Panitia UTBK di Gorontalo Lacak Anomali Peserta Seleksi

Ketua Umum Tim Penanggung Jawab Panitia Seleksi Nasional Penerimaan Mahasiswa Baru (SNPMB) Eduart Wolok dan tim panitia saat konferensi pers Selasa (29/4). GAMBAR: SNPMB/Youtube

Darilaut – Pelaksanaan  Ujian Tulis Berbasis Komputer – Seleksi Nasional Berdasarkan Tes (UTBK-SNBT) sesi 1 hingga sesi 12 berlangsung di 74 pusat UTBK perguruan tinggi negeri (PTN) dan 32 sub pusat UTBK PTN.

Selama pelaksanaan ujian tersebut, panitia menemukan sejumlah kecurangan, salah satunya di Gorontalo.

Ketua Umum Tim Penanggung Jawab Panitia Seleksi Nasional Penerimaan Mahasiswa Baru (SNPMB), Eduart Wolok,  menjelaskan lokasi kecurangan terjadi pada pusat UTBK atau asal SMA peserta dan pilihannya juga di provinsi lain atau pulau lainnya.

”Contoh yang bersangkutan lulusan SMA di Semarang, pilihan prodi (program studi) di UTBK memilih UI dan UGM. Ujiannya di Medan atau daftar ujian di Gorontalo. Apakah ini salah, tidak salah. Selama bisa dibuktikan tidak salah,” kata Eduart saat konferensi pers, pada Selasa (29/4).

Contoh di Gorontalo ada yang seperti ini, ”setelah kami lacak ternyata yang bersangkutan itu lulusan dari pondok pesantren yang ada di Jawa, kemudian ada semacam, setelah lulus ada satu tahun itu wajib untuk mengabdi,” ujarnya.

Peserta ini mengambil pengabdian di Gorontalo, mengajar di pondok di Gorontalo, ketika pelaksanaan UTBK mendaftar di Gorontalo dan ujian di Gorontalo, meskipun pilihannya ada di Jawa.

”Tapi yang anomali seperti ini ditempat lain begitu kita dapatkan dan kita umumkan di hari kedua dan ketiga sudah tidak datang,” ujar Eduart.

Eduart mengatakan setelah dilacak lagi komputer yang seharusnya menjadi bagian yang datang itu, yang bermasalah tadi.

”Disinyalir ada keterlibatan jaringan yang memanfaatkan UTBK untuk kepentingan bisnis tertentu dan sebagainya,” ujarnya. Di pusat-pusat UTBK sudah melibatkan aparat kepolisian untuk menindaklanjuti ini.

Eduart juga menguraikan nama-nama anomali ada 4000 lebih yang sudah disebarkan ke pusat UTBK. Nama-nama tersebut perlu untuk diperhatikan. Panitia sejak awal sudah menentukan area merah, merah muda dan kuning.

”Dapat 13 kecurangan di pusat UTBK karena sudah ditandai sejak awal,” kata Eduart.  Ada indikasi terkait kecurangan dan model-model kecurangan yang didapat.

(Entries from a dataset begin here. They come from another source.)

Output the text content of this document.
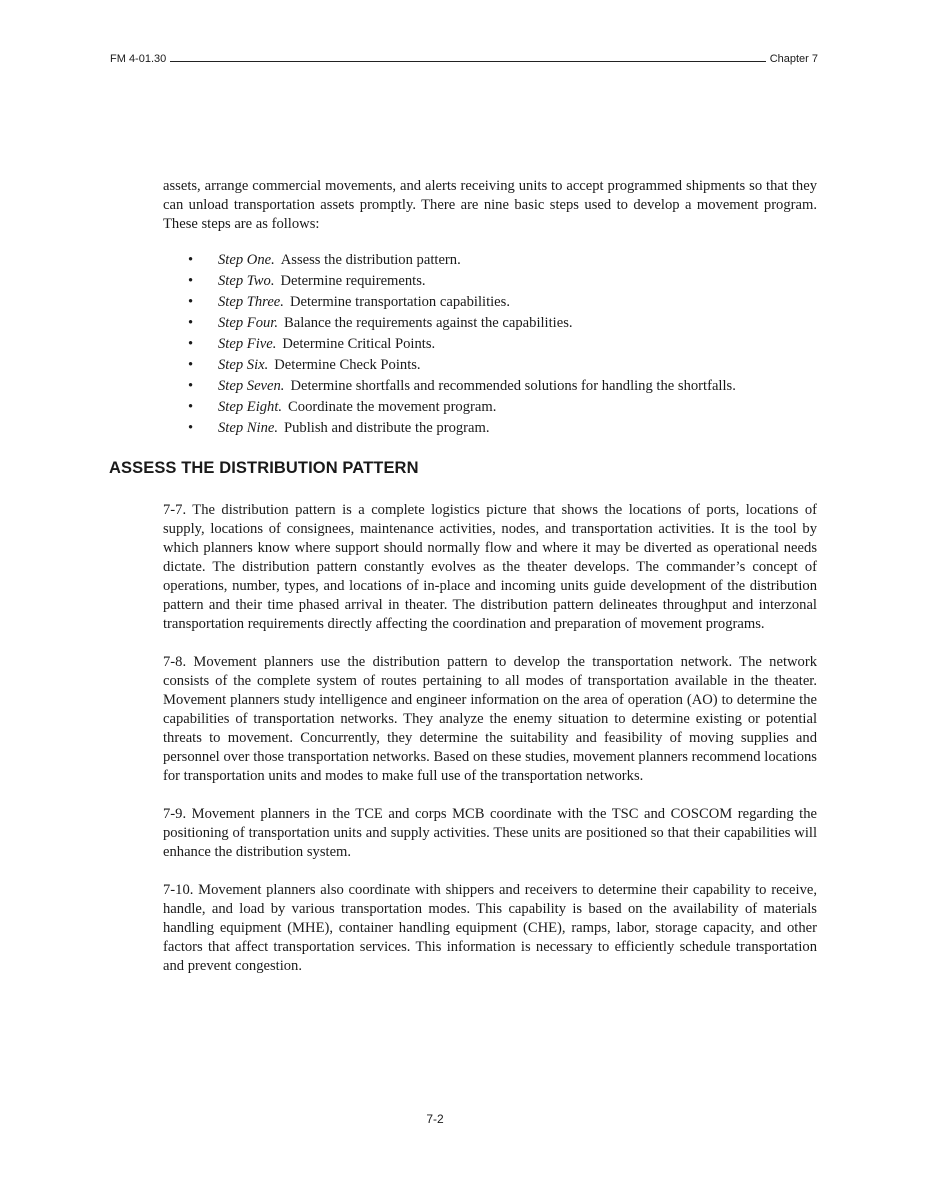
FM 4-01.30	Chapter 7

assets, arrange commercial movements, and alerts receiving units to accept programmed shipments so that they can unload transportation assets promptly. There are nine basic steps used to develop a movement program. These steps are as follows:

• Step One. Assess the distribution pattern.
• Step Two. Determine requirements.
• Step Three. Determine transportation capabilities.
• Step Four. Balance the requirements against the capabilities.
• Step Five. Determine Critical Points.
• Step Six. Determine Check Points.
• Step Seven. Determine shortfalls and recommended solutions for handling the shortfalls.
• Step Eight. Coordinate the movement program.
• Step Nine. Publish and distribute the program.
ASSESS THE DISTRIBUTION PATTERN

7-7. The distribution pattern is a complete logistics picture that shows the locations of ports, locations of supply, locations of consignees, maintenance activities, nodes, and transportation activities. It is the tool by which planners know where support should normally flow and where it may be diverted as operational needs dictate. The distribution pattern constantly evolves as the theater develops. The commander’s concept of operations, number, types, and locations of in-place and incoming units guide development of the distribution pattern and their time phased arrival in theater. The distribution pattern delineates throughput and interzonal transportation requirements directly affecting the coordination and preparation of movement programs.

7-8. Movement planners use the distribution pattern to develop the transportation network. The network consists of the complete system of routes pertaining to all modes of transportation available in the theater. Movement planners study intelligence and engineer information on the area of operation (AO) to determine the capabilities of transportation networks. They analyze the enemy situation to determine existing or potential threats to movement. Concurrently, they determine the suitability and feasibility of moving supplies and personnel over those transportation networks. Based on these studies, movement planners recommend locations for transportation units and modes to make full use of the transportation networks.

7-9. Movement planners in the TCE and corps MCB coordinate with the TSC and COSCOM regarding the positioning of transportation units and supply activities. These units are positioned so that their capabilities will enhance the distribution system.

7-10. Movement planners also coordinate with shippers and receivers to determine their capability to receive, handle, and load by various transportation modes. This capability is based on the availability of materials handling equipment (MHE), container handling equipment (CHE), ramps, labor, storage capacity, and other factors that affect transportation services. This information is necessary to efficiently schedule transportation and prevent congestion.

7-2
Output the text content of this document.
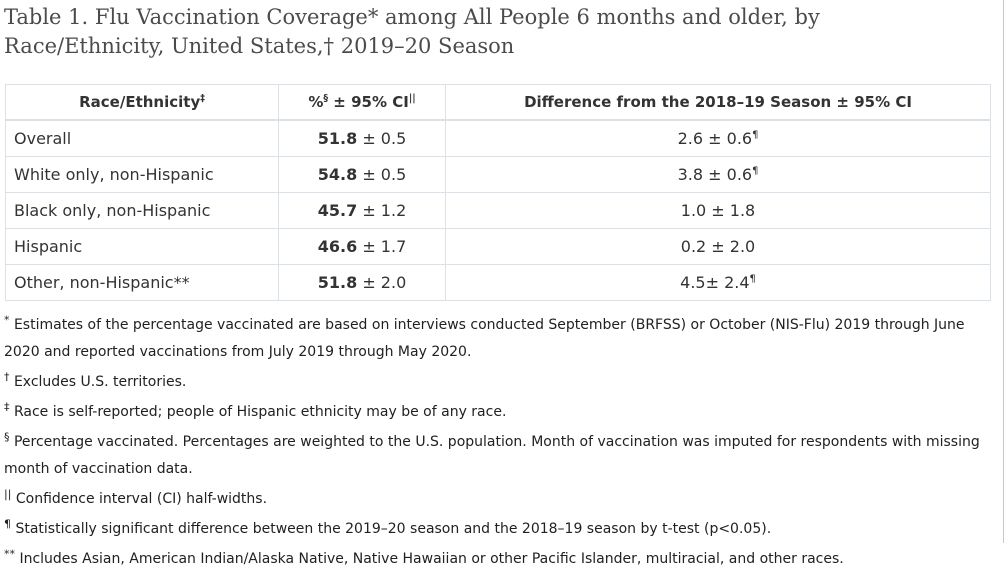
Table 1. Flu Vaccination Coverage* among All People 6 months and older, by
Race/Ethnicity, United States,† 2019–20 Season
Race/Ethnicity‡	%§ ± 95% CI||	Difference from the 2018–19 Season ± 95% CI
Overall	51.8 ± 0.5	2.6 ± 0.6¶
White only, non-Hispanic	54.8 ± 0.5	3.8 ± 0.6¶
Black only, non-Hispanic	45.7 ± 1.2	1.0 ± 1.8
Hispanic	46.6 ± 1.7	0.2 ± 2.0
Other, non-Hispanic**	51.8 ± 2.0	4.5± 2.4¶

* Estimates of the percentage vaccinated are based on interviews conducted September (BRFSS) or October (NIS-Flu) 2019 through June 2020 and reported vaccinations from July 2019 through May 2020.

† Excludes U.S. territories.

‡ Race is self-reported; people of Hispanic ethnicity may be of any race.

§ Percentage vaccinated. Percentages are weighted to the U.S. population. Month of vaccination was imputed for respondents with missing month of vaccination data.

|| Confidence interval (CI) half-widths.

¶ Statistically significant difference between the 2019–20 season and the 2018–19 season by t-test (p<0.05).

** Includes Asian, American Indian/Alaska Native, Native Hawaiian or other Pacific Islander, multiracial, and other races.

”Ternyata dengan langkah cepat dari teman-teman panitia di pusat UTBK, seperti di Jember antisipasi dari panitia lokal yang luar biasa… ternyata banyak nama-nama yang anomali itu di sesi-sesi berikutnya sudah tidak hadir.”

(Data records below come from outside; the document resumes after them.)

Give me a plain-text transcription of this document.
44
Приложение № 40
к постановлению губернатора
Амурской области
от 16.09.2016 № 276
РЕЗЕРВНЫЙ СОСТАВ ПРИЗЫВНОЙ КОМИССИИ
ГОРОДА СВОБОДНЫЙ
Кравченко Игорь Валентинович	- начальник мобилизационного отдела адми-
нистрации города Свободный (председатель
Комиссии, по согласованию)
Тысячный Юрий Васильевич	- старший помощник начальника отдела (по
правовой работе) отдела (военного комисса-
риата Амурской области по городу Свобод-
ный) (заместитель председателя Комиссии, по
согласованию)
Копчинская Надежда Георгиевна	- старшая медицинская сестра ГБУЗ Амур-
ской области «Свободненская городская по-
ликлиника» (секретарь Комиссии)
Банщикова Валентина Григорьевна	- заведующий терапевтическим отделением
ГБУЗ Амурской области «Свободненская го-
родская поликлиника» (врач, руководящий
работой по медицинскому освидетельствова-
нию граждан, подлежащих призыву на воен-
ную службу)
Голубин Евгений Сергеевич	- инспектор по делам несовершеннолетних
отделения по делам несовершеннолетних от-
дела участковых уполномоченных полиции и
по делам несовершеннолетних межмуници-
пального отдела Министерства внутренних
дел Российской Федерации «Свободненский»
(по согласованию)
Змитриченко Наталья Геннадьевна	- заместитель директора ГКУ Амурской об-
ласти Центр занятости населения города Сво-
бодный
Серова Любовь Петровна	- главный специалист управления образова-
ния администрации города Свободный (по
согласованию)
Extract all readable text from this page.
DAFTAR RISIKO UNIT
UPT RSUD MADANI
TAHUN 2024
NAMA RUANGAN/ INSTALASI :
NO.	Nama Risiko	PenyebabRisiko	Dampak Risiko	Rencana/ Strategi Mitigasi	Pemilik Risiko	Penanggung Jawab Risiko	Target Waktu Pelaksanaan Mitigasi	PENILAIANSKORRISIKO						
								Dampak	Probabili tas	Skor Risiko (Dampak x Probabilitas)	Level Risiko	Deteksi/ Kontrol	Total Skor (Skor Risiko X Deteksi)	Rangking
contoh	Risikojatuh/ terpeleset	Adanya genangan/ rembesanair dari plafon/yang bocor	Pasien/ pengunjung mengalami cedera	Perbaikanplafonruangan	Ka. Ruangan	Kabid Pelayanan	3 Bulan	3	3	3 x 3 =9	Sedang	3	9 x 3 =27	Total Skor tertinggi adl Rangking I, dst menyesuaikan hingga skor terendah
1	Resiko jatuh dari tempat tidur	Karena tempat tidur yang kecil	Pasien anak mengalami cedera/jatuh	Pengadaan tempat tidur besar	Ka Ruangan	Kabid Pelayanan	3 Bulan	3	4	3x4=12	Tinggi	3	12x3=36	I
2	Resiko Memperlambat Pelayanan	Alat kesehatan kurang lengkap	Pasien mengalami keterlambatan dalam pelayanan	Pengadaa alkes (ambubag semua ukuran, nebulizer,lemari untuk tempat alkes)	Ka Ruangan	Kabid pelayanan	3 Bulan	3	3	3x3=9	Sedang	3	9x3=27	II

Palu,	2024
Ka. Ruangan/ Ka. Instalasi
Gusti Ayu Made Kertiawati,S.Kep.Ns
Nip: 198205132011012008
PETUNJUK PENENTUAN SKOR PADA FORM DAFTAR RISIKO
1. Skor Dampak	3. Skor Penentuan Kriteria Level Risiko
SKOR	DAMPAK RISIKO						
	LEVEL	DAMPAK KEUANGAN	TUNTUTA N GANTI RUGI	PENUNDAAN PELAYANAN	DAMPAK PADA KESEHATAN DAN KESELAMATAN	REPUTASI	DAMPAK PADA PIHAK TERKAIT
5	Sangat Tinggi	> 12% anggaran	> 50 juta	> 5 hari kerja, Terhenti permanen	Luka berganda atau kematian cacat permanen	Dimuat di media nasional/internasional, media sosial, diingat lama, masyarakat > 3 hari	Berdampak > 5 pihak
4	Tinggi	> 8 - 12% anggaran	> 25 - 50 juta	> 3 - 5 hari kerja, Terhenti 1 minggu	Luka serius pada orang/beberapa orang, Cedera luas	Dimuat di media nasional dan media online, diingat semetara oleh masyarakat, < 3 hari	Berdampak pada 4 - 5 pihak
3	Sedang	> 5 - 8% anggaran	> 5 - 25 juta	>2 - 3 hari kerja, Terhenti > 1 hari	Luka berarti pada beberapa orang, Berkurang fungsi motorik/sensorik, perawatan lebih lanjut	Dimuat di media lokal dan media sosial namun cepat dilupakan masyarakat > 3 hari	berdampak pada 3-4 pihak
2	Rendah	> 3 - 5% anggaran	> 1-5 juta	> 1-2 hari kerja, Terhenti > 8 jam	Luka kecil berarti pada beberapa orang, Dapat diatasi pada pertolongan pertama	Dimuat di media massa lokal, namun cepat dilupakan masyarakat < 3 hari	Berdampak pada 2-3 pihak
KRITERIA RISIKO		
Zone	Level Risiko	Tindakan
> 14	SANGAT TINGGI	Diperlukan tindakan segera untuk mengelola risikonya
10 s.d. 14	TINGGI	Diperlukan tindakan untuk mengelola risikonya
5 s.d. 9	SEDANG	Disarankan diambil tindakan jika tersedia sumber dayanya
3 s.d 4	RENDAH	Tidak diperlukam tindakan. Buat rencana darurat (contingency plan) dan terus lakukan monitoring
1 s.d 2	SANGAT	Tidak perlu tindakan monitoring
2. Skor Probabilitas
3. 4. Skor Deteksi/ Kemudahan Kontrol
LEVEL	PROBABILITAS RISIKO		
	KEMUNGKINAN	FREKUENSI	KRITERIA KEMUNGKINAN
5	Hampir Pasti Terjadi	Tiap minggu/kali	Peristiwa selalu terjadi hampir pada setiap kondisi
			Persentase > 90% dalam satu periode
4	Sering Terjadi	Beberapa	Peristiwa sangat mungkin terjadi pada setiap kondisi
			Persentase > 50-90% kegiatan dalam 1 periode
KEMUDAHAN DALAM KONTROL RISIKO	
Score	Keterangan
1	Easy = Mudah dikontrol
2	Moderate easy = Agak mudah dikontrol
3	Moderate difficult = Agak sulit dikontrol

Eduart mengatakan ada kejadian di Bandung ketika sedang antrian, begitu nama dipanggil panitia, tiba-tiba yang bersangkutan langsung lari.

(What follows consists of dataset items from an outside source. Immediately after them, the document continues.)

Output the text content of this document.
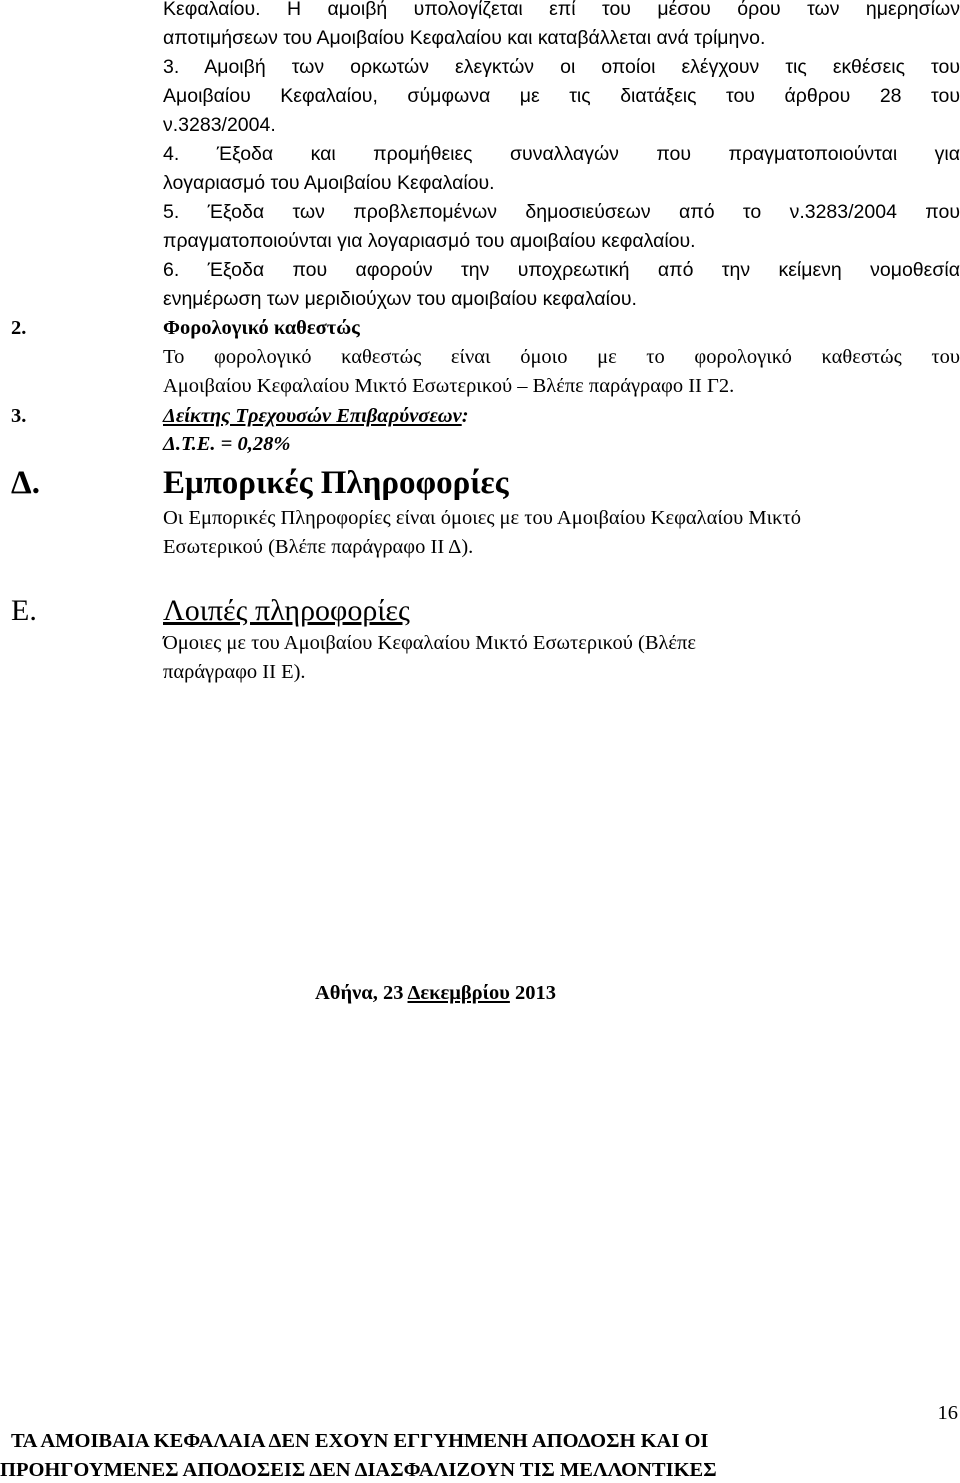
Κεφαλαίου. Η αμοιβή υπολογίζεται επί του μέσου όρου των ημερησίων
αποτιμήσεων του Αμοιβαίου Κεφαλαίου και καταβάλλεται ανά τρίμηνο.
3. Αμοιβή των ορκωτών ελεγκτών οι οποίοι ελέγχουν τις εκθέσεις του
Αμοιβαίου Κεφαλαίου, σύμφωνα με τις διατάξεις του άρθρου 28 του
ν.3283/2004.
4. Έξοδα και προμήθειες συναλλαγών που πραγματοποιούνται για
λογαριασμό του Αμοιβαίου Κεφαλαίου.
5. Έξοδα των προβλεπομένων δημοσιεύσεων από το ν.3283/2004 που
πραγματοποιούνται για λογαριασμό του αμοιβαίου κεφαλαίου.
6. Έξοδα που αφορούν την υποχρεωτική από την κείμενη νομοθεσία
ενημέρωση των μεριδιούχων του αμοιβαίου κεφαλαίου.
2.	Φορολογικό καθεστώς
Το φορολογικό καθεστώς είναι όμοιο με το φορολογικό καθεστώς του
Αμοιβαίου Κεφαλαίου Μικτό Εσωτερικού – Βλέπε παράγραφο ΙΙ Γ2.
3.	Δείκτης Τρεχουσών Επιβαρύνσεων:
Δ.Τ.Ε. = 0,28%
Δ.	Εμπορικές Πληροφορίες
Οι Εμπορικές Πληροφορίες είναι όμοιες με του Αμοιβαίου Κεφαλαίου Μικτό
Εσωτερικού (Βλέπε παράγραφο ΙΙ Δ).
Ε.	Λοιπές πληροφορίες
Όμοιες με του Αμοιβαίου Κεφαλαίου Μικτό Εσωτερικού (Βλέπε
παράγραφο ΙΙ Ε).
Αθήνα, 23 Δεκεμβρίου 2013
16
ΤΑ ΑΜΟΙΒΑΙΑ ΚΕΦΑΛΑΙΑ ΔΕΝ ΕΧΟΥΝ ΕΓΓΥΗΜΕΝΗ ΑΠΟΔΟΣΗ ΚΑΙ ΟΙ
ΠΡΟΗΓΟΥΜΕΝΕΣ ΑΠΟΔΟΣΕΙΣ ΔΕΝ ΔΙΑΣΦΑΛΙΖΟΥΝ ΤΙΣ ΜΕΛΛΟΝΤΙΚΕΣ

“Melibatkan jaringan dugaan yang cukup kuat dan sekali lagi apakah itu masuk dalam tindak pidana atau kejahatan, biarlah aparat yang berwajib,” ujarnya.

Untuk sanksi, menurut Eduart, bukan hanya peserta tahun ini. ”Kami akan coba setelah ini dengan teman-teman perguruan tinggi untuk mengecek data mahasiswa tahun lalu, bahkan tahun sebelumnya apakah ada,” kata Eduart.

Panitia SNPMB memiliki data mahasiswa, seperti kartu UTBK. Jangan ada ketidakcocokan dengan kartu UTBK. Untuk kasus seperti ini dapat didiskualifikasi.

”Kami mengimbau kepada peserta, anak-anak kami, yang sudah terlanjur, ada baiknya melapor daripada ditemukan. Kalau melapor kita akan memikirkan sanksi lainnya, sambil memberikan informasi lanjutan,” ujarnya.